For every 100,000 women on the Pill for 10 years there are 50 extra breast cancers and 12 fewer ovarian cancers, data shows.The study is published in the British Journal of Cancer.It adds weight to previous research suggesting factors like the Pill and pregnancy can impact on cancer risk by changing the level of hormones in the body.

Dr Richard Edmondson of the Northern Institute for Cancer Research at the University of Newcastle, said: “Women may be reassured to know that the oral contraceptive is not only an effective contraceptive but can have the added benefit of reducing their risk of ovarian cancer.

“This is however balanced against a slightly increased risk of developing breast cancer. “To put this in context, it is estimated that if 100,000 women use the Pill for 10 years or more, there will be 50 more breast cancers than would have otherwise occurred, but 12 fewer ovarian cancers.

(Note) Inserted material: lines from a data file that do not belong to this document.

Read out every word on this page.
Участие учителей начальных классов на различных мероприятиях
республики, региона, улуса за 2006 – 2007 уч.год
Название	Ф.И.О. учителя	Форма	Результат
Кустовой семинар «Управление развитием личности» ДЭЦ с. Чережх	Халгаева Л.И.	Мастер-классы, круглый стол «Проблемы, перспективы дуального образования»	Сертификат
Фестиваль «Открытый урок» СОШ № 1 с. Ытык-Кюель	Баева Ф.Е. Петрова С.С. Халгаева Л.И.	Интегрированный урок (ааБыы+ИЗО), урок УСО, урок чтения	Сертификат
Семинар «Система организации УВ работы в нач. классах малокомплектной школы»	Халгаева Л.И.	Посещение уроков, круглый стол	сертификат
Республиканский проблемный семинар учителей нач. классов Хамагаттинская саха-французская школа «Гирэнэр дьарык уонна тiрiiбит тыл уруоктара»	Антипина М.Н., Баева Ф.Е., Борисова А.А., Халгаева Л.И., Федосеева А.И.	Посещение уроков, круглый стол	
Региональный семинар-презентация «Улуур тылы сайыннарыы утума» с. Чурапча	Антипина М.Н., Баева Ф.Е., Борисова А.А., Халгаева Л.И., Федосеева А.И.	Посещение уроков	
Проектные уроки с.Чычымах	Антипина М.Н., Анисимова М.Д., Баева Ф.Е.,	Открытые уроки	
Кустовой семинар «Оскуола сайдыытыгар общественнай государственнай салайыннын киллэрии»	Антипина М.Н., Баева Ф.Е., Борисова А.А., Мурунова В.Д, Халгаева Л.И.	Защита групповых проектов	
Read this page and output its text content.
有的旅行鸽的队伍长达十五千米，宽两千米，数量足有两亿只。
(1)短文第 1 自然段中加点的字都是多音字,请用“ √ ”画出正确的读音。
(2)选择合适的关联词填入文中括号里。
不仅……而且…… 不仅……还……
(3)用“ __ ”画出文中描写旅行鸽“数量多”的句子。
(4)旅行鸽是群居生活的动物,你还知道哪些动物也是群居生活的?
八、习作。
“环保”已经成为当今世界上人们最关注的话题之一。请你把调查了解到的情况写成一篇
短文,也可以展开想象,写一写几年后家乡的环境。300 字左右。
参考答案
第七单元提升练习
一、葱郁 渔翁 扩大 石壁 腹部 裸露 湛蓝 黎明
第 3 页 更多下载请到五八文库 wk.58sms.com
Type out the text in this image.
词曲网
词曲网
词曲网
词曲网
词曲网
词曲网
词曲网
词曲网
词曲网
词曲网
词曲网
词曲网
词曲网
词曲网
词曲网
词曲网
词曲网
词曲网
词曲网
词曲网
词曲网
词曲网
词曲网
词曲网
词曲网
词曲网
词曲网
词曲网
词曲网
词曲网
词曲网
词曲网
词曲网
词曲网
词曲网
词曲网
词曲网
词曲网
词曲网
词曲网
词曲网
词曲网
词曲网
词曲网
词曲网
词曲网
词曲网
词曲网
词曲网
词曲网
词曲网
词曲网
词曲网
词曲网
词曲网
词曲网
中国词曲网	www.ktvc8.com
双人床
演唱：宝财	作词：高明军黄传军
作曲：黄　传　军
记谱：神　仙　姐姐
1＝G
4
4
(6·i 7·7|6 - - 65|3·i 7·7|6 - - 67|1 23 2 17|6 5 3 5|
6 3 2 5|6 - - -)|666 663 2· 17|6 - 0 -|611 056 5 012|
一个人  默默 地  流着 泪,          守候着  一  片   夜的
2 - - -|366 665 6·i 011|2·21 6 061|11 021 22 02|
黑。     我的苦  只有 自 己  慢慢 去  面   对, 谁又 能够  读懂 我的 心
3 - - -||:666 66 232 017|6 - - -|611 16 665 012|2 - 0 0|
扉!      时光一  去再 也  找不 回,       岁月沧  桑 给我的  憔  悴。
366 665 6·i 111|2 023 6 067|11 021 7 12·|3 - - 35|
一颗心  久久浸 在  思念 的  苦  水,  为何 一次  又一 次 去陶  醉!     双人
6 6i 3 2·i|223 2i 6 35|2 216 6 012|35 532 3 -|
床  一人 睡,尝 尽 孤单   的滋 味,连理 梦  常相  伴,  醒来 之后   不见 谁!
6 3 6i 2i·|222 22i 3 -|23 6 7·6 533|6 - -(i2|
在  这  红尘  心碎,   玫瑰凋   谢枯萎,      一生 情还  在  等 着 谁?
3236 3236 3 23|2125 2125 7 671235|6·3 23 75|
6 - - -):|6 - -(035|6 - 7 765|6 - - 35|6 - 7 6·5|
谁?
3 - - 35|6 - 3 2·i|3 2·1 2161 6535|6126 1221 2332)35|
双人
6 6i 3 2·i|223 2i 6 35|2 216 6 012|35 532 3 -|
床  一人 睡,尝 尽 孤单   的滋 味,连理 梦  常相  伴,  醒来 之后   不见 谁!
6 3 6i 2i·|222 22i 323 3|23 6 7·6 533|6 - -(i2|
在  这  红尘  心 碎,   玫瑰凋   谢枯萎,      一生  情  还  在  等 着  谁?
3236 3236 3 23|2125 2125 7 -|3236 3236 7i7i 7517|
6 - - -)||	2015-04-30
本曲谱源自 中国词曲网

“This may be particularly important for women with an increased risk of ovarian cancer in their family.”The study followed more than 300,000 women enrolled in a large European study known as EPIC (European Prospective Investigation of Cancer).The women were taking the combined oral contraceptive pill, which contains two hormones, an oestrogen and a progestogen.

Researchers say they found evidence that taking the Pill for 10 years reduced the risk of ovarian cancer by almost half, compared with women who had used the contraceptive for a year or less.However, they add that their research did not find evidence of a link between breastfeeding and protection against ovarian cancer, which has been found in some other studies.